In many ways, Imperial Zions itself sits at the intersection of several landmark studies of Latter-day Saint history, synthesizing them together while building on that foundation. I felt like it brought together W. Paul Reeve’s Religion of a Different Color (Oxford University Press, 2015), Laurel Thatcher Ulrich’s A House Full of Females (Knopf, 2017), Darren Parry’s The Bear River Massacre: A Shoshone History (BCC Press, 2019), and Hokulani Aikau’s A Chosen People, a Promised Land: Mormonism and Race in Hawai’i (University of Minnesota Press, 2012) together in one place to have a conversation and work out how they all fit together in a larger picture. Race, women in the Church, polygamy, interactions with the Shoshone and Pacific Islanders, and the missionary work of Latter-day Saints are all explored, often from the perspective of how they fit into the larger picture of American colonization (both in facilitating and in resisting, depending on the circumstances). The stories and perspectives of Native American and Pacific Islander Latter-day Saints are also explored to better understand how they experienced being Latter-day Saints in that era.
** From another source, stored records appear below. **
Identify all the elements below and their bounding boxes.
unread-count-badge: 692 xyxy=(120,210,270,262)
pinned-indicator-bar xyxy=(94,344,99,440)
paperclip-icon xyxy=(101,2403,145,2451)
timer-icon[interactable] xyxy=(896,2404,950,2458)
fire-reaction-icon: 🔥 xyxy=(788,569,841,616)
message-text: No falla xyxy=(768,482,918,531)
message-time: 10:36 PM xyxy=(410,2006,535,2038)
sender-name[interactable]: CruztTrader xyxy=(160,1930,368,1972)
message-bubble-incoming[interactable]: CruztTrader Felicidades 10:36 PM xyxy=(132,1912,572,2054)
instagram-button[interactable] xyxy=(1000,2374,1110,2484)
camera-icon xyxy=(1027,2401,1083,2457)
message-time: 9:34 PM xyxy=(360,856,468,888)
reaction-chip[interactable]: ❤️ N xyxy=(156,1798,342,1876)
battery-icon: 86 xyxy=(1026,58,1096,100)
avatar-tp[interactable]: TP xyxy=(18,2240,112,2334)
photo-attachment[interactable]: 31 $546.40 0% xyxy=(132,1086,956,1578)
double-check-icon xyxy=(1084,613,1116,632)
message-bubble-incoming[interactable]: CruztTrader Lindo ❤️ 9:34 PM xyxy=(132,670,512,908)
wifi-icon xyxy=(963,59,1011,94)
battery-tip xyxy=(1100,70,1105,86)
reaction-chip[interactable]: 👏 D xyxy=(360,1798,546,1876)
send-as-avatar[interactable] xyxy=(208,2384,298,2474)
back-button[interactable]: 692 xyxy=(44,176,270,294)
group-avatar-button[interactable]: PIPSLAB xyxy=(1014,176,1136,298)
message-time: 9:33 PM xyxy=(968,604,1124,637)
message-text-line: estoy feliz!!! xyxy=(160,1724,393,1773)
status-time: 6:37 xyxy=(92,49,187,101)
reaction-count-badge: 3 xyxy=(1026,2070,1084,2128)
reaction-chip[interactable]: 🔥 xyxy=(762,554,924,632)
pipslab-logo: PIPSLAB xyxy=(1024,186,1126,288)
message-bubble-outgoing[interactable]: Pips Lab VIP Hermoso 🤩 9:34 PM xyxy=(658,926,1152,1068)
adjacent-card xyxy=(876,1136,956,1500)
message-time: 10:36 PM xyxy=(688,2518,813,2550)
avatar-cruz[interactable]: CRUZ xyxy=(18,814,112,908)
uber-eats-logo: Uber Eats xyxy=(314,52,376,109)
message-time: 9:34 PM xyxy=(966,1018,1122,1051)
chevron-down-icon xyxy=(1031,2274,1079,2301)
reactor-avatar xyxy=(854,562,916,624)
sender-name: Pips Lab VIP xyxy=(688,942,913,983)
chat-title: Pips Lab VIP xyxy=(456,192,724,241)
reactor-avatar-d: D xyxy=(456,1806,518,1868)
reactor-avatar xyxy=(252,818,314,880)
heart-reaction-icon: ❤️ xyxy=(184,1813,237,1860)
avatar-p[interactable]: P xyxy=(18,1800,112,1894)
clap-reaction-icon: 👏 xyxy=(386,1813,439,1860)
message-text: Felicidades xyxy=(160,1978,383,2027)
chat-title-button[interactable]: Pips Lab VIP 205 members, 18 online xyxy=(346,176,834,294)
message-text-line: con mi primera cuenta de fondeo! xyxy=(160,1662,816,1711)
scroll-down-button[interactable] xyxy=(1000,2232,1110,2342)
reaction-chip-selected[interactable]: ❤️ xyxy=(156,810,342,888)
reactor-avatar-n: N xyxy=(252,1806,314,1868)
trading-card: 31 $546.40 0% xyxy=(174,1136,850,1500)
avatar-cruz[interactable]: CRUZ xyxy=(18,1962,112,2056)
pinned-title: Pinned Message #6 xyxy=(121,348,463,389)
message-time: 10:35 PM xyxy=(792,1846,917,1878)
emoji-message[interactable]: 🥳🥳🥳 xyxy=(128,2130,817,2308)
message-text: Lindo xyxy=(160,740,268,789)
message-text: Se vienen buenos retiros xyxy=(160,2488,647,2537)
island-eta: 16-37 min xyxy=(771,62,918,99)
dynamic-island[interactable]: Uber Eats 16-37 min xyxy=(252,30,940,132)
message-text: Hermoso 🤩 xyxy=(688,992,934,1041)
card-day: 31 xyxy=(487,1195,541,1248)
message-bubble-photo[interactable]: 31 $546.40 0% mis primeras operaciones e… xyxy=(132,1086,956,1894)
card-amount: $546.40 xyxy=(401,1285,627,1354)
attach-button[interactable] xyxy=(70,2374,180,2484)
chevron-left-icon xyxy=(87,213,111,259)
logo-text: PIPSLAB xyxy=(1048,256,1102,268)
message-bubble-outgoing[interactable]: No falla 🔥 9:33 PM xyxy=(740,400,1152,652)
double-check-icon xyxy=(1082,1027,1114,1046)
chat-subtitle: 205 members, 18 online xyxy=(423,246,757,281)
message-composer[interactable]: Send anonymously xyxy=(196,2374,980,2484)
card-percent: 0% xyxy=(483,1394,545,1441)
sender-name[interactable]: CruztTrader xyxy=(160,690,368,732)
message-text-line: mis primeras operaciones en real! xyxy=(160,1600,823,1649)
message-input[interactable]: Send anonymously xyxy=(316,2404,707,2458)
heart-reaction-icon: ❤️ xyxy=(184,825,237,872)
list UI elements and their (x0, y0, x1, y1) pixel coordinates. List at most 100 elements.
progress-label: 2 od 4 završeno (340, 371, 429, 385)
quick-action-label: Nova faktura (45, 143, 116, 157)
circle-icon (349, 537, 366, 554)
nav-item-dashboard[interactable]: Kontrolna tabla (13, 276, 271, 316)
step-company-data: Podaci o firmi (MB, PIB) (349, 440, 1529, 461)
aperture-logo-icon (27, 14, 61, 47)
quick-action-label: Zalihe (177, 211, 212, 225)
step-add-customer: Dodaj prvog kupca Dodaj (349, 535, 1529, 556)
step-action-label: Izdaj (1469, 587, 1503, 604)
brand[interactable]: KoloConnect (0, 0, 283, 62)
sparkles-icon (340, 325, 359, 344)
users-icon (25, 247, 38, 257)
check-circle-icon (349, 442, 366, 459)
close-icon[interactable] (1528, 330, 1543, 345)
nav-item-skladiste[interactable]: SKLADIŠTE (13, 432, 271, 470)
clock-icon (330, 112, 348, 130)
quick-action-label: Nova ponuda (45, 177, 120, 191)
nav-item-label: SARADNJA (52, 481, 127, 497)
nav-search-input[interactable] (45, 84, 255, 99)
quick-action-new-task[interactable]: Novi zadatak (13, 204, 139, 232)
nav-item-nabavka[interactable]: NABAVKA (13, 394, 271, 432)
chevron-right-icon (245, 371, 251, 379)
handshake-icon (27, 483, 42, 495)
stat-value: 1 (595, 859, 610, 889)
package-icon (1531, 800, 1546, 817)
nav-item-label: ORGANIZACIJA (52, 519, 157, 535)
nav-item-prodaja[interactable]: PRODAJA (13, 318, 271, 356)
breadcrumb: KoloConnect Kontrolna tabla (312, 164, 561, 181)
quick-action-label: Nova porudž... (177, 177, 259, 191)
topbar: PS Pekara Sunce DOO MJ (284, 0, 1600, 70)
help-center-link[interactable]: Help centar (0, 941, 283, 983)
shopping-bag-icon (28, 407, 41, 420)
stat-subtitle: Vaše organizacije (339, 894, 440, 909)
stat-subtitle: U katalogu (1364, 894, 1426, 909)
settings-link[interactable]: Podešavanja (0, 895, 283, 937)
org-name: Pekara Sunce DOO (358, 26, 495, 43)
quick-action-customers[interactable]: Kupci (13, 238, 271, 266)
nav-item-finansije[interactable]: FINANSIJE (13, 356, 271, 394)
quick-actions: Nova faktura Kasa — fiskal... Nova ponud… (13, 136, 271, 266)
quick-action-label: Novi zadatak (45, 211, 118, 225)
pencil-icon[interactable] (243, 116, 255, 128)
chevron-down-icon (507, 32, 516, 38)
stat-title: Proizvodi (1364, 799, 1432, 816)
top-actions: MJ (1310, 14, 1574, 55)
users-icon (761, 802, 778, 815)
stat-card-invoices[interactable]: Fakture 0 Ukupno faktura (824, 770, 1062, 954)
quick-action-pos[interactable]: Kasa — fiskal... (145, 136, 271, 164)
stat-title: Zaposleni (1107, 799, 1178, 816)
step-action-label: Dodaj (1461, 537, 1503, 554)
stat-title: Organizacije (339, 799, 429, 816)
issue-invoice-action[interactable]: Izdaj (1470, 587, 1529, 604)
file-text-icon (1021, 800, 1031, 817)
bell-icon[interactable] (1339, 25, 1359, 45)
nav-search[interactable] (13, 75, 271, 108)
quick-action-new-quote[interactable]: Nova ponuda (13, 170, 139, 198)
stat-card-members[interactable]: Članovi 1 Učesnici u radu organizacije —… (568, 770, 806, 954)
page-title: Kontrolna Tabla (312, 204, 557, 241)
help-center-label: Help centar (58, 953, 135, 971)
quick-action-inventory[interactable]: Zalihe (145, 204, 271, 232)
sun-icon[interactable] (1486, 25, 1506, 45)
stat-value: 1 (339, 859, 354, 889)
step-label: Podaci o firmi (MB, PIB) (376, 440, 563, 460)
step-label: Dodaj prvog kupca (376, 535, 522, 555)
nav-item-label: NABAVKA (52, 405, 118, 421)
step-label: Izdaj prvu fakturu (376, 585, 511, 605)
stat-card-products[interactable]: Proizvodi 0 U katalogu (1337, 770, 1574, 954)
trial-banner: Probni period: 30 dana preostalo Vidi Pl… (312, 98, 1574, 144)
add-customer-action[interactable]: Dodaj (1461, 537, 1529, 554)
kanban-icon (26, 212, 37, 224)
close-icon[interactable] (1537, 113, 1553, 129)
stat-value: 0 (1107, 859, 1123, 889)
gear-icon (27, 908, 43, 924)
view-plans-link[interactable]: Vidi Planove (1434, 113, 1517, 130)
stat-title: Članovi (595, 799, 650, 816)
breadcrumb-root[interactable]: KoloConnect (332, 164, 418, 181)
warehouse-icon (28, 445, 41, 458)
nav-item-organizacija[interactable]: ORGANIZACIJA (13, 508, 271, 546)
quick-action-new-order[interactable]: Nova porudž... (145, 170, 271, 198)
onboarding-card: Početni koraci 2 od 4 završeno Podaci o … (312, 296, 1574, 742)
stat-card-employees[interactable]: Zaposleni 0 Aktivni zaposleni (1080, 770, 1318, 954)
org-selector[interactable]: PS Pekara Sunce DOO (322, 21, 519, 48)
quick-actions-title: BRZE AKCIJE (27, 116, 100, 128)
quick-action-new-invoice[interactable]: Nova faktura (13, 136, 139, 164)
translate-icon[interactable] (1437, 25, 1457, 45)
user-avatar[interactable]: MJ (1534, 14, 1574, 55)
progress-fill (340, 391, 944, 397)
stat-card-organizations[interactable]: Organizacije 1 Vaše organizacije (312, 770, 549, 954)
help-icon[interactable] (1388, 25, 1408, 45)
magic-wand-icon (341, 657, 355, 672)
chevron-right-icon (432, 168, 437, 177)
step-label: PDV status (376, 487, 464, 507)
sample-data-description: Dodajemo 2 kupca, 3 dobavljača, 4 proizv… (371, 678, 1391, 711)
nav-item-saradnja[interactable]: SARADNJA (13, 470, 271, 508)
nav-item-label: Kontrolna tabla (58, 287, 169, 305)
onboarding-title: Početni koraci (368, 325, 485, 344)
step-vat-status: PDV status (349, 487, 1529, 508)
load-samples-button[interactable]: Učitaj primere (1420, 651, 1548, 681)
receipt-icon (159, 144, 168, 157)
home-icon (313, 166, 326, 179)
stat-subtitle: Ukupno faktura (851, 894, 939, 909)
I found the book to be quite fascinating. It was interesting to see more deeply why Latter-day Saints performed the missionary work they did outside of the Euro-American societies that most Saints came from. At the same time, I was able to learn more from a perspective of respect towards the voices of Native American and Pacific Islander Latter-day Saints. And, in addition, I heard more from the perspectives of women as they experienced the Church, shouldering the burden of keeping the households of the missionaries sent abroad afloat while navigating the complicated relationships that plural marriage created. Imperial Zions: Religion, Race, and Family in the American West and the Pacific by Amanda Hendrix-Komoto is a book that is definitely worth reading and exploring.
If you are interested in learning a bit more about Imperial Zions by Amanda Hendrix-Komoto, there is an interview over at the Latter-day Saint history blog From the Desk that’s worth the read (and which I’ll cover in a copost in a week or two).
The Ute and other Numic-speaking groups that occupied the Great Basin in 1800 were themselves colonizers from California who had moved in hundreds of years before, not thousands, and displaced the Fremont culture.
https://www.fs.usda.gov/Internet/FSE_DOCUMENTS/fsm9_002227.pdf
Okay. What’s your point?
My point? Well, I held off overnight in communicating my almost tangential correction in order to not detract from immediate insightful comments from other readers. As pointless or pointful as my comment may be, the order of magnitude error in the opening paragraph threw me off before I reached what you were really writing about, review of a book. Easily distracted, I guess.
Fair point. I’ve adjusted to first paragraph to reduce distractions of that sort (though if we are getting into technicalities, I will note that my statement still was correct, since the Fremont were other people too).